3. Leave your thermos (or favorite coffee pot) where it falls into the clutches of a woman who carries anti-bacterial soap and vinegar and uses it for all tasks. Commonly these ladies have professional titles such as “head nurse” or “medical instructor”.

They will subject your poor innocent thermos to several hours of boiling with hot vinegar and other chemicals. You won’t even recognize the poor creature anymore. It will be clean, and perhaps pounds lighter than when you last used it. When you arrive home, the odor of hot vinegar permeates the neighborhood.

All your neighbors will know,”The thermos from hell is now clean”.

Such is fate.

Thursday, September 01, 2005

Long Hidden Secret

EJ returns home from his week with GPa and Gma. He is now 7 years old and has been on his first plane trip to Battle Ground Regional Airport and back, all by himself. He is older and wiser than when he left.

BBdad and Danidoodle mom greet him at the airport. “We are so happy you are back. How was it? Did you have fun? What did you do?” On and on the happy couple bubbled, so pleased to have their little one return from his long week in the rainy Northwest.

As they drive home, father BB alertly discerns that something is different. There is a quiet, more mature, even perhaps somewhat sad little tyke here now.

So when they arrive home, the mom runs in the house to tend to the other siblings and the Liebe dog, and BB takes the moment to ask his little dude, “What’s up with you? Why are you so quiet?”

EJ says, “Nothing”, and then, “You never told me I was a twin and that I had a brother. Where is he now? What have you done with him?”

BB realizes he has a major problem here, starting with he has no clue what little dude is talking about. So after some deep introspection, he subtly asks, “What are you talking about?”

EJ sobs and then responds, “I went to work with Gpa, and there was this old picture on the wall of Gma and Gpa and me and BP! What did you do with my brother? Why did he look so strange?”
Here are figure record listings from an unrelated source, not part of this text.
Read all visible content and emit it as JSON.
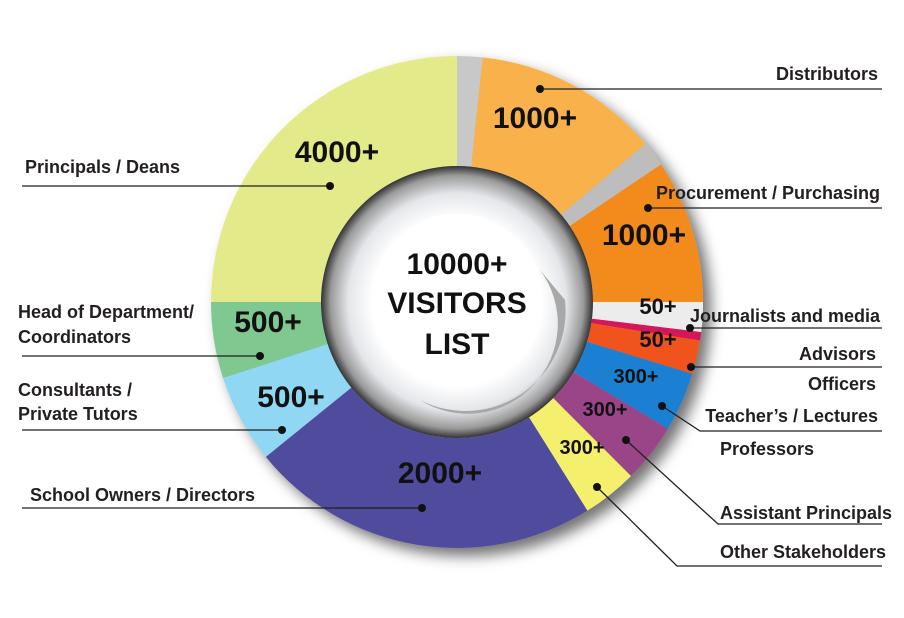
{
  "chart_data": {
    "type": "pie",
    "variant": "donut",
    "center_text": [
      "10000+",
      "VISITORS",
      "LIST"
    ],
    "slices": [
      {
        "category": "Distributors",
        "value": 1000,
        "value_label": "1000+",
        "color": "#f9b24c"
      },
      {
        "category": "Procurement / Purchasing",
        "value": 1000,
        "value_label": "1000+",
        "color": "#f38b1f"
      },
      {
        "category": "Journalists and media",
        "value": 50,
        "value_label": "50+",
        "color": "#ececec"
      },
      {
        "category": "Advisors",
        "value": 50,
        "value_label": "50+",
        "color": "#f0531f"
      },
      {
        "category": "Officers / Teacher's / Lectures",
        "value": 300,
        "value_label": "300+",
        "color": "#1b80d2"
      },
      {
        "category": "Professors / Assistant Principals",
        "value": 300,
        "value_label": "300+",
        "color": "#9a4587"
      },
      {
        "category": "Other Stakeholders",
        "value": 300,
        "value_label": "300+",
        "color": "#f5ef6e"
      },
      {
        "category": "School Owners / Directors",
        "value": 2000,
        "value_label": "2000+",
        "color": "#4f4b9d"
      },
      {
        "category": "Consultants / Private Tutors",
        "value": 500,
        "value_label": "500+",
        "color": "#8fd7f3"
      },
      {
        "category": "Head of Department/ Coordinators",
        "value": 500,
        "value_label": "500+",
        "color": "#7fc991"
      },
      {
        "category": "Principals / Deans",
        "value": 4000,
        "value_label": "4000+",
        "color": "#e3ea8a"
      }
    ],
    "callout_labels": {
      "distributors": "Distributors",
      "procurement": "Procurement / Purchasing",
      "journalists": "Journalists and media",
      "advisors": "Advisors",
      "officers": "Officers",
      "teachers": "Teacher’s / Lectures",
      "professors": "Professors",
      "assistant_principals": "Assistant Principals",
      "other": "Other Stakeholders",
      "principals": "Principals / Deans",
      "hod_line1": "Head of Department/",
      "hod_line2": "Coordinators",
      "consultants_line1": "Consultants /",
      "consultants_line2": "Private Tutors",
      "school_owners": "School Owners / Directors"
    }
  }
}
BB runs into house seeking help from the Danmother…”Help, what is he talking about? Twins, why don’t I know about this?”

“Oh, Silly, don’t you remember? That’s the picture of Gma holding him and Gpa holding the bowling pin dressed up like a baby. Here’s an old copy. Look here EJ, it was all a joke, your GMa Briggie cooked it up”….

And finally little EJ laughed and said…”Sure had me worried. I didn’t really want to go the gun club with Gpa. They treat them bowling pins kind of poorly.”